As of yesterday, Esports Tickets has officially launched its new product. Beam is an event platform for gamers looking to find tournaments for their favorite games at all levels of competition. CEO Arwina Mogul joined Inven Global's Nick Geracie to talk about the Beam platform launch and her career experience that led to her founding Esports Tickets.
Can you tell us a bit about what you do for Beam as CEO of Esports Tickets in the day-to-day?
Esports Tickets is a tech startup making products for the esports and gaming communities. The first of those products is called Beam, a platform where people can find esports and gaming events online in their own cities.
How and when was Esports Tickets founded, and what is the goal of the company?
Esports Tickets was founded in 2017. I had been organizing esports events myself, but I was trying to roll out an Eventbrite for gamers. People really like the community aspect of this scene, and I realized the potential opportunities. Beam is about empowering communities and tournament organizers to ultimately become a full-time esports professional.
What is your previous experience in tech, esports, and gaming?
I've been a techie my whole life. I taught myself how to code starting with extremely basic stuff about 15 or 16 years ago. I was coding for money at some point, but my career took a different route. Thankfully, I'm not the person who built our website, *laughs* that's our CTO Larry Wu. I've always been in touch with local communities.

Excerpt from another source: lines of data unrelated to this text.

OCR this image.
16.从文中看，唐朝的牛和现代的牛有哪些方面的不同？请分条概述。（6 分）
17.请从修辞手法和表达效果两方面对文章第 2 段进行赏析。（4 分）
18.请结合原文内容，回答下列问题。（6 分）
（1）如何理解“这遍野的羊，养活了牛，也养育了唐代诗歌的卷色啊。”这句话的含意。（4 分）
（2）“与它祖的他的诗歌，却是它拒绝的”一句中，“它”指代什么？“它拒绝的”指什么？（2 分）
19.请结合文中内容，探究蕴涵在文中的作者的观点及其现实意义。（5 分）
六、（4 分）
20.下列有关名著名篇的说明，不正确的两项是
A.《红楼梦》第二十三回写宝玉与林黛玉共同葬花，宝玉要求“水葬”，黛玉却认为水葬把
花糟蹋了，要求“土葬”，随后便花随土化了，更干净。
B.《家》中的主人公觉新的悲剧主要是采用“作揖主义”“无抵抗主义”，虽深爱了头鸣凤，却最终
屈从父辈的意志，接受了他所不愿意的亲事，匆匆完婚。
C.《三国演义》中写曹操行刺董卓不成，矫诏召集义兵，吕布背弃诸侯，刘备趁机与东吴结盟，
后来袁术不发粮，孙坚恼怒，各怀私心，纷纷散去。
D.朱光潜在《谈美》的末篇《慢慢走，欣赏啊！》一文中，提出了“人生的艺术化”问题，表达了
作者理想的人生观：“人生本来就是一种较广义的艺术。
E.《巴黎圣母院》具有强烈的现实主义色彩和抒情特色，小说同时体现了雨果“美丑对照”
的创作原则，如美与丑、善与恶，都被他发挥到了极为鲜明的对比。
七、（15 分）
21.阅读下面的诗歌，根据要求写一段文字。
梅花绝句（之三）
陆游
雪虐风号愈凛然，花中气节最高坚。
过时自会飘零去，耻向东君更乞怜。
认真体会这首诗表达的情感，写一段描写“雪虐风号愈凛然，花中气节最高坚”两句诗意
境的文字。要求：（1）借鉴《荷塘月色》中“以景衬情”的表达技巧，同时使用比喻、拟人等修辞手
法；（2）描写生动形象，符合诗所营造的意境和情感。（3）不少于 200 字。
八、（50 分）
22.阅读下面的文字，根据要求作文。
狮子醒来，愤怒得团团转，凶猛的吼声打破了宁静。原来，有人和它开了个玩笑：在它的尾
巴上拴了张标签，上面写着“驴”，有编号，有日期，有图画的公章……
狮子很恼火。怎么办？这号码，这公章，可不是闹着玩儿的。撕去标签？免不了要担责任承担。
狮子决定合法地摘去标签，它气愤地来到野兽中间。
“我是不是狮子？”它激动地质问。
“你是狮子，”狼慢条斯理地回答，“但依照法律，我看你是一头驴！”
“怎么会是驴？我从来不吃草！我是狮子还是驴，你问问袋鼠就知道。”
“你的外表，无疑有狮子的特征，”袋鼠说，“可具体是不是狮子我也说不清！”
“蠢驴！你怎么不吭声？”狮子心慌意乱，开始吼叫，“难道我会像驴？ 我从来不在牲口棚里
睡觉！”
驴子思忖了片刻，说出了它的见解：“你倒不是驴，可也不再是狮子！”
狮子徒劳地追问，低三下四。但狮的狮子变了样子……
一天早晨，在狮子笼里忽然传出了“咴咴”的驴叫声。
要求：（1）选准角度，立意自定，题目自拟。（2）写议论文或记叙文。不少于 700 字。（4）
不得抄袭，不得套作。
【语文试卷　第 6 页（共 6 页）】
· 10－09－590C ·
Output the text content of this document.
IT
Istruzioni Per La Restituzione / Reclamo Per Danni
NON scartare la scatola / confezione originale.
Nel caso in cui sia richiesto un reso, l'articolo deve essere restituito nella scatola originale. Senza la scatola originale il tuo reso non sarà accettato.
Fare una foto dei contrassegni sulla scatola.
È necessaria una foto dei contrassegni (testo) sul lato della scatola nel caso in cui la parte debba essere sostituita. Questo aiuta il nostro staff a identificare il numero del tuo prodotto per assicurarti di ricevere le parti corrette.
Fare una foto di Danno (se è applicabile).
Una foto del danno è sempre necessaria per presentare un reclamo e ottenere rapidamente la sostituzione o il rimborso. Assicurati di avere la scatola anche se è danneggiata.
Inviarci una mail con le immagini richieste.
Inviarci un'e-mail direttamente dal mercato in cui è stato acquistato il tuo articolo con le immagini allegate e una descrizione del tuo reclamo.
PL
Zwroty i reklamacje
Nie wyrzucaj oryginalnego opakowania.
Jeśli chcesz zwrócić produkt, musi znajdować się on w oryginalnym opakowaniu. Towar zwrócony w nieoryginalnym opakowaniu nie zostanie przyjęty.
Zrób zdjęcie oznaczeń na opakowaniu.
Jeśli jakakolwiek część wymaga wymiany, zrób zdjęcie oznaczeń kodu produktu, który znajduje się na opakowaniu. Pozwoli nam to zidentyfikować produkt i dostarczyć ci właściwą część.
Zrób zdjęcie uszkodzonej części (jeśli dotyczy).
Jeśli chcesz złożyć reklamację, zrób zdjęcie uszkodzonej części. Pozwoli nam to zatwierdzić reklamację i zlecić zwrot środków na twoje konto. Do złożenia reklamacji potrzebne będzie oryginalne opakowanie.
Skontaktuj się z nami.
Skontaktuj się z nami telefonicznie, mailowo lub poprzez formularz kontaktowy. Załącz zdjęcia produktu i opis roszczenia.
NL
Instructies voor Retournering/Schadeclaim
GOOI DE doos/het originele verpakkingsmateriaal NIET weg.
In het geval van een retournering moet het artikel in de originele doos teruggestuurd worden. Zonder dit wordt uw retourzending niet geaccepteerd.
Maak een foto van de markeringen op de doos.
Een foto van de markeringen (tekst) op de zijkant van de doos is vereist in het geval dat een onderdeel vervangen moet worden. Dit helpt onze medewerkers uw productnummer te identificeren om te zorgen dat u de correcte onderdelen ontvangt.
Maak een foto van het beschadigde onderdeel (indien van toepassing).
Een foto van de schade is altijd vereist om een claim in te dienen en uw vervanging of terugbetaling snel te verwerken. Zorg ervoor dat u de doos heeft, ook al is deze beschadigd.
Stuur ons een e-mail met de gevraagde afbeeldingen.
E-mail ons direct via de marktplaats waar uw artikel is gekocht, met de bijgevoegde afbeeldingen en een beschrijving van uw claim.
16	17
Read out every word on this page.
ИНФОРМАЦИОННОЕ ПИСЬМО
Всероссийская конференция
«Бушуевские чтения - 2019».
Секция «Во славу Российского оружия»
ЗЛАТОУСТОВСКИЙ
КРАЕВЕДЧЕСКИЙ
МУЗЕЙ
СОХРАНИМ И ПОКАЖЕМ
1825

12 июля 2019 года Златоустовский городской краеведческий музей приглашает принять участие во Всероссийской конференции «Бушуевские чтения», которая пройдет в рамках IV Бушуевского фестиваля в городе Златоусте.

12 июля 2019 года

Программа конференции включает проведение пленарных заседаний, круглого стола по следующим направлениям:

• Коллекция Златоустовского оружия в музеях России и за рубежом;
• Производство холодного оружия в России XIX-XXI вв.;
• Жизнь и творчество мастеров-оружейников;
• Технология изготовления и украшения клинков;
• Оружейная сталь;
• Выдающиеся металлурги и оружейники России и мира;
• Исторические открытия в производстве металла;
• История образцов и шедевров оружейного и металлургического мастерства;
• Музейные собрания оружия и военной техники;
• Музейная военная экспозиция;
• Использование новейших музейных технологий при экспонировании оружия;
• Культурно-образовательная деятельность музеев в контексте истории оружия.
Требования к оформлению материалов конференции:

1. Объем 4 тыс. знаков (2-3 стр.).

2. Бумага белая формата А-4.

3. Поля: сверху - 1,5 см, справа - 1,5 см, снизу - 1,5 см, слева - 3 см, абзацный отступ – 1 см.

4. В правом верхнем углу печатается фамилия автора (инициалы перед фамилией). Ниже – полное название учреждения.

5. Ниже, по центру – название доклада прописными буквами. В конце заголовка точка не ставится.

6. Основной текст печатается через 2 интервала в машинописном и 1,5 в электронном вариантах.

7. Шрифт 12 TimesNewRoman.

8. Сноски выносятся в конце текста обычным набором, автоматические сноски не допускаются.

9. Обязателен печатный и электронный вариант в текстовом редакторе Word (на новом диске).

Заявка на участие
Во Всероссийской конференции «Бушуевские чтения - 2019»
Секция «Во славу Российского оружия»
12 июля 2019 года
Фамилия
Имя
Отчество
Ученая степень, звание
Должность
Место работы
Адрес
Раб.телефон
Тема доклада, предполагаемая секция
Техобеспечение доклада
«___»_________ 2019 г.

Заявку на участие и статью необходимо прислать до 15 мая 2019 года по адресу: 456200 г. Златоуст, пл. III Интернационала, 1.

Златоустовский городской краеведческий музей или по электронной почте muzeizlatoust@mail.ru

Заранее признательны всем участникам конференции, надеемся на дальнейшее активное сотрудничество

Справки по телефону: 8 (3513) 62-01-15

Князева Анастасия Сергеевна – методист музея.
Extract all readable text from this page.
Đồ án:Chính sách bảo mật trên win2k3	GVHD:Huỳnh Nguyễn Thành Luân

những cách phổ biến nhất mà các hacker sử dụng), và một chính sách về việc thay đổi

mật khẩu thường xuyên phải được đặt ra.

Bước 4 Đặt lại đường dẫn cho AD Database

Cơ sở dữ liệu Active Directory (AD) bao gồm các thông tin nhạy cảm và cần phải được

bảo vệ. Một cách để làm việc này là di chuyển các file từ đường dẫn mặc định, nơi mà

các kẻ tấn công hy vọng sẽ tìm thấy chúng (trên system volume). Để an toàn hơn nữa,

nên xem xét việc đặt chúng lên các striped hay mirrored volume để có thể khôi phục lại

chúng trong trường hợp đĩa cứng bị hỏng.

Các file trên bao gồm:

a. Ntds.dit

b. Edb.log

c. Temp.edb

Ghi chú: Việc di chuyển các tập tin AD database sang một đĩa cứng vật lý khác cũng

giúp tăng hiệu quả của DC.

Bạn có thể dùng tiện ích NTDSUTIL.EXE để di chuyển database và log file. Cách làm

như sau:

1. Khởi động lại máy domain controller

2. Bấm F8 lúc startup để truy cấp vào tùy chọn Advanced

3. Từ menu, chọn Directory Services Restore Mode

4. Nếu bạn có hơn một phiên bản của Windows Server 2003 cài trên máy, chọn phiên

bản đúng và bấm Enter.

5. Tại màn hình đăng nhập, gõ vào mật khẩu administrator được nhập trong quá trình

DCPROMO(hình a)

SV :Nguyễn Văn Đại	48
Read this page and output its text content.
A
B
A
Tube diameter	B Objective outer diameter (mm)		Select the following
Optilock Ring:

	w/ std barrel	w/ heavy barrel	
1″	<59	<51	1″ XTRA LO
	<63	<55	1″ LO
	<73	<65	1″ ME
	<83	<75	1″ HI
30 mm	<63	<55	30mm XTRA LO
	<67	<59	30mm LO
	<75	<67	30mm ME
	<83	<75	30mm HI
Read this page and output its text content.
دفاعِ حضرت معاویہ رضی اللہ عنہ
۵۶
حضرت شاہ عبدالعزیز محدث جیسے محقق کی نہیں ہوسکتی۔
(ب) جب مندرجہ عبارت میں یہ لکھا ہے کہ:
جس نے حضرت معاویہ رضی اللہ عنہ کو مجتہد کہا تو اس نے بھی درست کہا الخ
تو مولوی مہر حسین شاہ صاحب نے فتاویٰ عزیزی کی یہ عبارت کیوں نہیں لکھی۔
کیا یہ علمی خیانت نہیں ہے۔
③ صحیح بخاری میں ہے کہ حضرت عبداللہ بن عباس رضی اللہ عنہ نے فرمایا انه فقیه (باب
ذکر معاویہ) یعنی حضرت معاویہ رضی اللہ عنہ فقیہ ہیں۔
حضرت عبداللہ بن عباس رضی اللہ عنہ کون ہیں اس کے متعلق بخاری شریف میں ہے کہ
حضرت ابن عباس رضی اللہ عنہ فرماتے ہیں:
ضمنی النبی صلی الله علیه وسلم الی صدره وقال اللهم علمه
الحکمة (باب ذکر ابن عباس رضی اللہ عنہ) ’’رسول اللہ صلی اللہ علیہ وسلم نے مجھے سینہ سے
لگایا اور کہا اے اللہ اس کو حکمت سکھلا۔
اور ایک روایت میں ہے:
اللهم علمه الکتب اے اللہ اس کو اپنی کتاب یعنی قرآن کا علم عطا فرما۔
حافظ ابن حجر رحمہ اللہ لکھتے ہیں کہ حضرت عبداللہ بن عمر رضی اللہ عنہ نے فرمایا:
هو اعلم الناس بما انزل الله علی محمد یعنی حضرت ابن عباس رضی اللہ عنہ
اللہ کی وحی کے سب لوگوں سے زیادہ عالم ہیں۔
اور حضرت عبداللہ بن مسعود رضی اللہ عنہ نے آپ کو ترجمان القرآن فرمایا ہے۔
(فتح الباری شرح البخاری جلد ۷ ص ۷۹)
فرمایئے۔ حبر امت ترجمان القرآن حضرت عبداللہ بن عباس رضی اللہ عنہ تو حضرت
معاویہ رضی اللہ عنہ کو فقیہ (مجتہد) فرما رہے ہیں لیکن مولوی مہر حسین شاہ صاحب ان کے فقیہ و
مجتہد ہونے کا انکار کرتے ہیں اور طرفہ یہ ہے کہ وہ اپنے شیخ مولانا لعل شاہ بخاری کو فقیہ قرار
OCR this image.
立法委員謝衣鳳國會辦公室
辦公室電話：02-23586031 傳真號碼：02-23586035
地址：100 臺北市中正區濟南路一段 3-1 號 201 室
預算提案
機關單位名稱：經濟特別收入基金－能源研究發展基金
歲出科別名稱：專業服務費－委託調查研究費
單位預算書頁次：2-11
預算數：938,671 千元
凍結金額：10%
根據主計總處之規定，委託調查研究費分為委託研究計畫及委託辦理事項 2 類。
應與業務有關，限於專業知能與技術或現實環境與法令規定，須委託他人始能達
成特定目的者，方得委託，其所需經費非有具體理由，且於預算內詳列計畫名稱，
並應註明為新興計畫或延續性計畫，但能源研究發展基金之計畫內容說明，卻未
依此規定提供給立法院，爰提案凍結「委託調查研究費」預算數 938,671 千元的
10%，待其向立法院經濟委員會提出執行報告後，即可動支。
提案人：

I've worked with Valve, AMT Games, Redbull, Logitech Gaming, etc. for previous events, so I've had experience leading up to Esports Tickets in this area. It's not out of the blue that I started this type of startup. Right before Esports Tickets, I was working on an esports theme park called Virtuocity in Doha, Qatar.
Was there anything specific in your previous experience that led you to do the idea of founding Esports Tickets? Clearly there's a demand for what you are trying to accomplish.
The pain point was tremendous from both the organizer and consumer sides. From the organizer side, I was organizing events and every year, I would switch from different ticketing platforms because none of them provided me with any value whatsoever towards the event experience, ticket sales, etc. I said, "I'm sure someone will create an Eventbrite for gamers." At the time, I didn't realize it would end up being my team. *laughs*
From the consumer side, not just me, but everyone else I know has missed out on an event because they didn't know about. That may be because the event was buried by facebook's algorithm from being too overly saturated. Consumers are missing out on events and/or not going to events that are reputable.
Unfortunately, some events have a few bad apples when it comes to TOs who organize a complete sham. The event wouldn't even exist, and then they collect money. All of those problems led me to founding Esports Tickets.
Is there a way that your team can vet these TOs or companies through Beam?
Yes. People are able to find organizers on the platform as well as leave feedback, comments, and reviews for them.
How will Beam be able to navigate the multi-faceted, multi-leveled space of competitive gaming? People seek out tournaments in different ways depending on the esport, right?
It's actually pretty simple. If you sign up on Beam and create a user account, you will immediately see why we're different from the other event and ticketing platforms for esports and gaming. We have an algorithmic process that puts together a profile for you, so whatever you see on the website is tailored to your interests.
In what ways will strengthening the competitive gaming scene as a whole have a positive effect at the top level of thriving professional esports?
There is already support from companies and developers for the top-tier tournaments, but if you have been organizing events for a long time at a local level in your city, you suddenly realize you have the same handful of people winning your events all the time. Beam is not just an event and tournament platform, it's also an opportunity for people to connect and network with likeminded individuals in the space.
Beam is not just a competitive-specific platform in the sense of what is happening now, it's also something that can be utilized by gamers looking for more casual events, as well as people interested in starting an esports career for themselves. Workshops, conventions, and other types of educational or social events around esports and gaming will also be on Beam.
Is there anything Esports Tickets will be doing offline with Beam in addition to the online platform?
We just had our launch event for Beam yesterday at our office in Toronto where we showcased plenty of people who have been working with us, as well as utilizing the Beam platform for themselves. Our main goal is provide more exposure for the people that we work with, and through that, raise event awareness and discovery for organizers.
Unfortunately, I can't say too much more, but we're definitely planning another event. It will not be a tournament, it will be something workshop-oriented.